J’aimerais vous conter ci-après les récits imaginaires de quelques personnes ayant emprunté la route du plaisir en déployant — selon la terminologie judéo-chrétienne — les ailes des péchés capitaux. Aux lecteurs de conclure ces récits dans leur esprit. En tirant une leçon moralisatrice ou de bon sens de ces historiettes, ils les transformeraient en fables, en leur attribuant un hasard capricieux, ils adopteraient la forme de la nouvelle.

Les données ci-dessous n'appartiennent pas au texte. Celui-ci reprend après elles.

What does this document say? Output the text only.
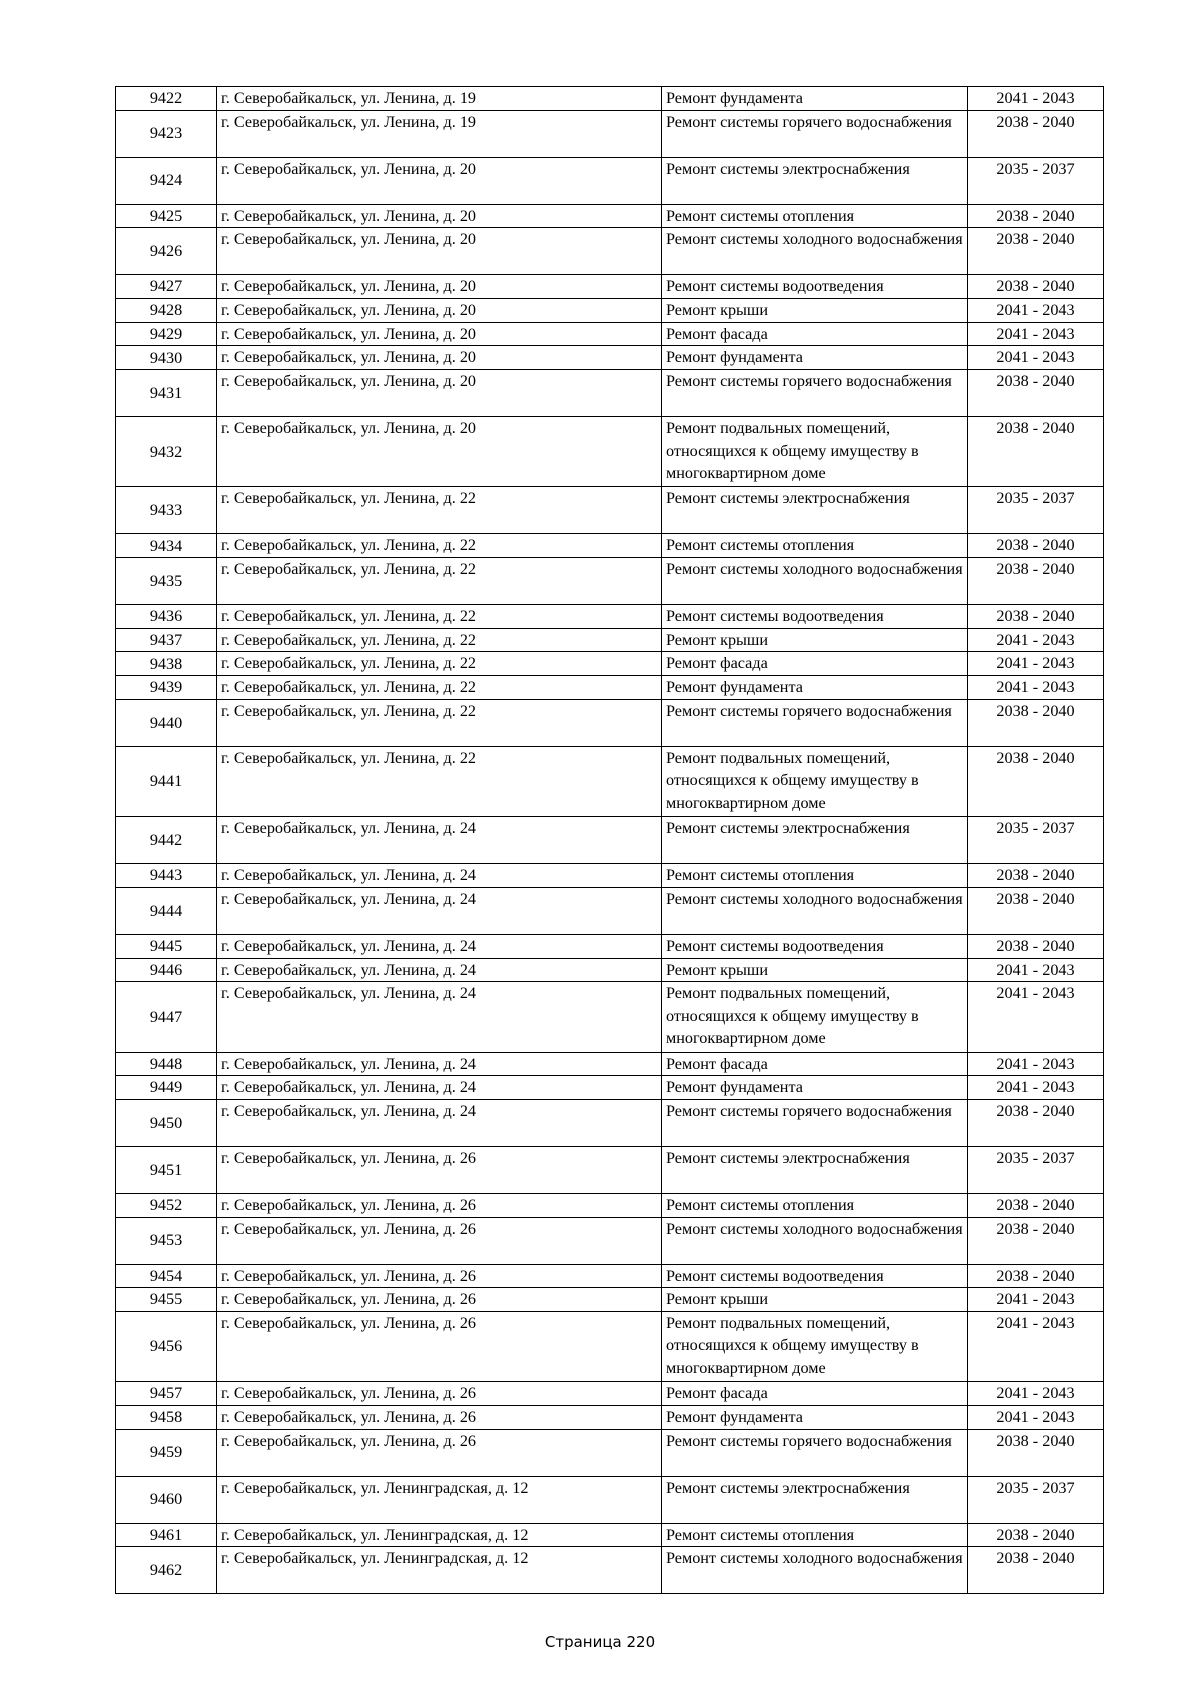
9422	г. Северобайкальск, ул. Ленина, д. 19	Ремонт фундамента	2041 - 2043
9423	г. Северобайкальск, ул. Ленина, д. 19	Ремонт системы горячего водоснабжения	2038 - 2040
9424	г. Северобайкальск, ул. Ленина, д. 20	Ремонт системы электроснабжения	2035 - 2037
9425	г. Северобайкальск, ул. Ленина, д. 20	Ремонт системы отопления	2038 - 2040
9426	г. Северобайкальск, ул. Ленина, д. 20	Ремонт системы холодного водоснабжения	2038 - 2040
9427	г. Северобайкальск, ул. Ленина, д. 20	Ремонт системы водоотведения	2038 - 2040
9428	г. Северобайкальск, ул. Ленина, д. 20	Ремонт крыши	2041 - 2043
9429	г. Северобайкальск, ул. Ленина, д. 20	Ремонт фасада	2041 - 2043
9430	г. Северобайкальск, ул. Ленина, д. 20	Ремонт фундамента	2041 - 2043
9431	г. Северобайкальск, ул. Ленина, д. 20	Ремонт системы горячего водоснабжения	2038 - 2040
9432	г. Северобайкальск, ул. Ленина, д. 20	Ремонт подвальных помещений, относящихся к общему имуществу в многоквартирном доме	2038 - 2040
9433	г. Северобайкальск, ул. Ленина, д. 22	Ремонт системы электроснабжения	2035 - 2037
9434	г. Северобайкальск, ул. Ленина, д. 22	Ремонт системы отопления	2038 - 2040
9435	г. Северобайкальск, ул. Ленина, д. 22	Ремонт системы холодного водоснабжения	2038 - 2040
9436	г. Северобайкальск, ул. Ленина, д. 22	Ремонт системы водоотведения	2038 - 2040
9437	г. Северобайкальск, ул. Ленина, д. 22	Ремонт крыши	2041 - 2043
9438	г. Северобайкальск, ул. Ленина, д. 22	Ремонт фасада	2041 - 2043
9439	г. Северобайкальск, ул. Ленина, д. 22	Ремонт фундамента	2041 - 2043
9440	г. Северобайкальск, ул. Ленина, д. 22	Ремонт системы горячего водоснабжения	2038 - 2040
9441	г. Северобайкальск, ул. Ленина, д. 22	Ремонт подвальных помещений, относящихся к общему имуществу в многоквартирном доме	2038 - 2040
9442	г. Северобайкальск, ул. Ленина, д. 24	Ремонт системы электроснабжения	2035 - 2037
9443	г. Северобайкальск, ул. Ленина, д. 24	Ремонт системы отопления	2038 - 2040
9444	г. Северобайкальск, ул. Ленина, д. 24	Ремонт системы холодного водоснабжения	2038 - 2040
9445	г. Северобайкальск, ул. Ленина, д. 24	Ремонт системы водоотведения	2038 - 2040
9446	г. Северобайкальск, ул. Ленина, д. 24	Ремонт крыши	2041 - 2043
9447	г. Северобайкальск, ул. Ленина, д. 24	Ремонт подвальных помещений, относящихся к общему имуществу в многоквартирном доме	2041 - 2043
9448	г. Северобайкальск, ул. Ленина, д. 24	Ремонт фасада	2041 - 2043
9449	г. Северобайкальск, ул. Ленина, д. 24	Ремонт фундамента	2041 - 2043
9450	г. Северобайкальск, ул. Ленина, д. 24	Ремонт системы горячего водоснабжения	2038 - 2040
9451	г. Северобайкальск, ул. Ленина, д. 26	Ремонт системы электроснабжения	2035 - 2037
9452	г. Северобайкальск, ул. Ленина, д. 26	Ремонт системы отопления	2038 - 2040
9453	г. Северобайкальск, ул. Ленина, д. 26	Ремонт системы холодного водоснабжения	2038 - 2040
9454	г. Северобайкальск, ул. Ленина, д. 26	Ремонт системы водоотведения	2038 - 2040
9455	г. Северобайкальск, ул. Ленина, д. 26	Ремонт крыши	2041 - 2043
9456	г. Северобайкальск, ул. Ленина, д. 26	Ремонт подвальных помещений, относящихся к общему имуществу в многоквартирном доме	2041 - 2043
9457	г. Северобайкальск, ул. Ленина, д. 26	Ремонт фасада	2041 - 2043
9458	г. Северобайкальск, ул. Ленина, д. 26	Ремонт фундамента	2041 - 2043
9459	г. Северобайкальск, ул. Ленина, д. 26	Ремонт системы горячего водоснабжения	2038 - 2040
9460	г. Северобайкальск, ул. Ленинградская, д. 12	Ремонт системы электроснабжения	2035 - 2037
9461	г. Северобайкальск, ул. Ленинградская, д. 12	Ремонт системы отопления	2038 - 2040
9462	г. Северобайкальск, ул. Ленинградская, д. 12	Ремонт системы холодного водоснабжения	2038 - 2040
Страница 220
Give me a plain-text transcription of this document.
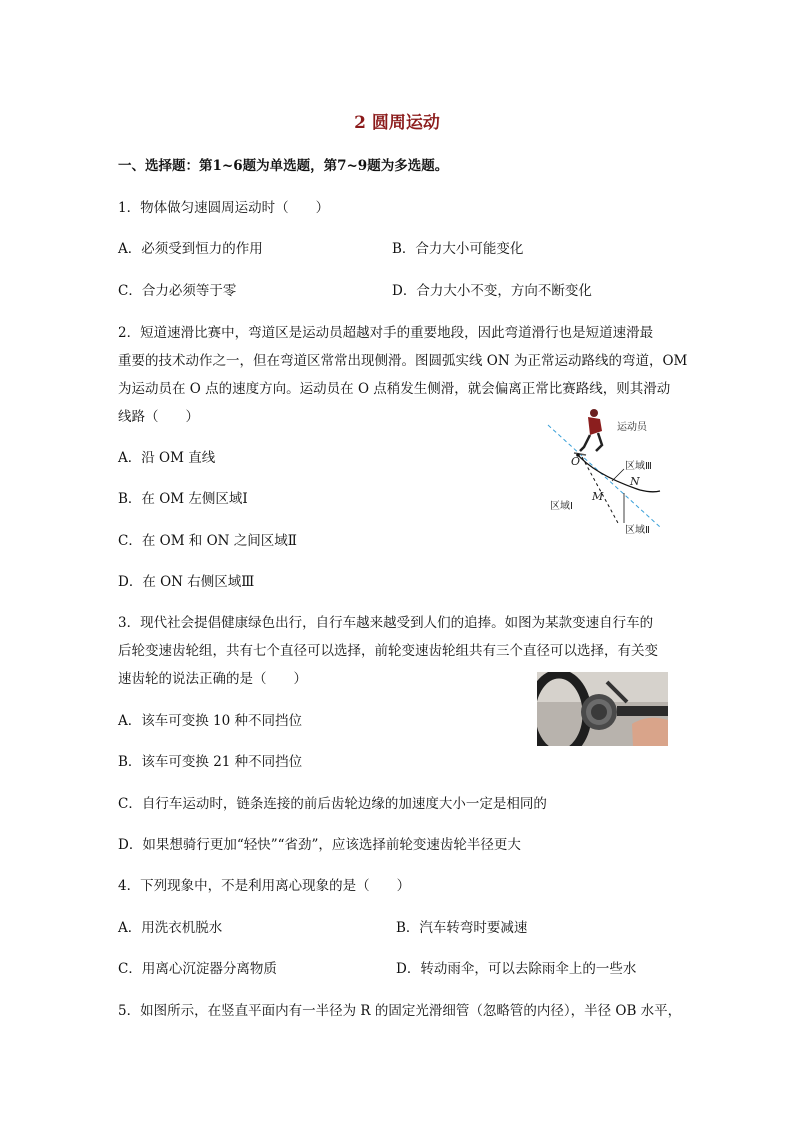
2 圆周运动
一、选择题：第1~6题为单选题，第7~9题为多选题。
1．物体做匀速圆周运动时（　　）
A．必须受到恒力的作用	B．合力大小可能变化
C．合力必须等于零	D．合力大小不变，方向不断变化
2．短道速滑比赛中，弯道区是运动员超越对手的重要地段，因此弯道滑行也是短道速滑最
重要的技术动作之一，但在弯道区常常出现侧滑。图圆弧实线 ON 为正常运动路线的弯道，OM
为运动员在 O 点的速度方向。运动员在 O 点稍发生侧滑，就会偏离正常比赛路线，则其滑动
线路（　　）
A．沿 OM 直线
B．在 OM 左侧区域Ⅰ
C．在 OM 和 ON 之间区域Ⅱ
D．在 ON 右侧区域Ⅲ
O
M
N
运动员
区域Ⅲ
区域Ⅰ
区域Ⅱ
3．现代社会提倡健康绿色出行，自行车越来越受到人们的追捧。如图为某款变速自行车的
后轮变速齿轮组，共有七个直径可以选择，前轮变速齿轮组共有三个直径可以选择，有关变
速齿轮的说法正确的是（　　）
A．该车可变换 10 种不同挡位
B．该车可变换 21 种不同挡位
C．自行车运动时，链条连接的前后齿轮边缘的加速度大小一定是相同的
D．如果想骑行更加“轻快”“省劲”，应该选择前轮变速齿轮半径更大
4．下列现象中，不是利用离心现象的是（　　）
A．用洗衣机脱水	B．汽车转弯时要减速
C．用离心沉淀器分离物质	D．转动雨伞，可以去除雨伞上的一些水
5．如图所示，在竖直平面内有一半径为 R 的固定光滑细管（忽略管的内径），半径 OB 水平，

Anne, séduite par la gourmandise
Elle s’appelait Anne. Abandonnée dans la rue aux premières heures de sa naissance, Anne était une enfant de l’Assistance. En plus de son malheur, la pauvre n’avait pas été gâtée par Dame Nature. Son visage laid accentuait la disgrâce d’une femme mal de corps et d’esprit. Anne n’obtenait aucun diplôme. A sa majorité, elle quitta l’Hospice sans un sou dans sa poche. Une camarade la prit en pitié et l’a fit entrer dans la Loterie Nationale. Chaque matin et par tous les temps, Anne s’en allait vers la grande place du village afin d’y planter l’étalage des billets de loterie qu’elle vendait à la criée. Elle rentrait fourbue à la tombée de la nuit. Le plaisir se morfondait dans la vie claustrale de cette misérable jusqu’au jour où une dame bien fagotée se porta acquéreur d’un billet. Chargée d’un grand gâteau, la dame pria Anne de bien vouloir tenir quelques instants l’odorante pâtisserie, le temps qu’elle choisît son numéro. Cela faisait des lustres qu’Anne n’avait pas reniflé le parfum suave de la purée aux marrons, cela faisait des lunes qu’Anne n’avait pas senti l’odeur moelleuse de la crème fraîche. Le plaisir avait atteint la gourmandise d’Anne. La dame remarquait qu’Anne ne décollait pas les yeux du gâteau. Aussi l’invita-t-elle chez elle le soir afin de partager ce dessert en l’honneur de sa filleule qui fêtait son anniversaire. Lorsque Anne porta dans sa bouche la tranche que l’amphitryonne avait découpée, son contentement fut si intense qu’elle rêva d’une richesse où pleuvrait la succulente nourriture. Rentrée chez elle, Anne devint malhonnête et fit main basse sur les billets invendus après les avoir 1)tipés. Elle se rendit à la police et prétendit qu’un voleur l’avait délestée de la recette du jour. La chance était cette fois avec elle. Parmi les dizaines de billets qu’elle avait soustraits se trouvait le gros lot. Femme vernie, ton corps assimilait sans peine la veine d’un destin, mais ton âme, digérait-elle la vilenie ?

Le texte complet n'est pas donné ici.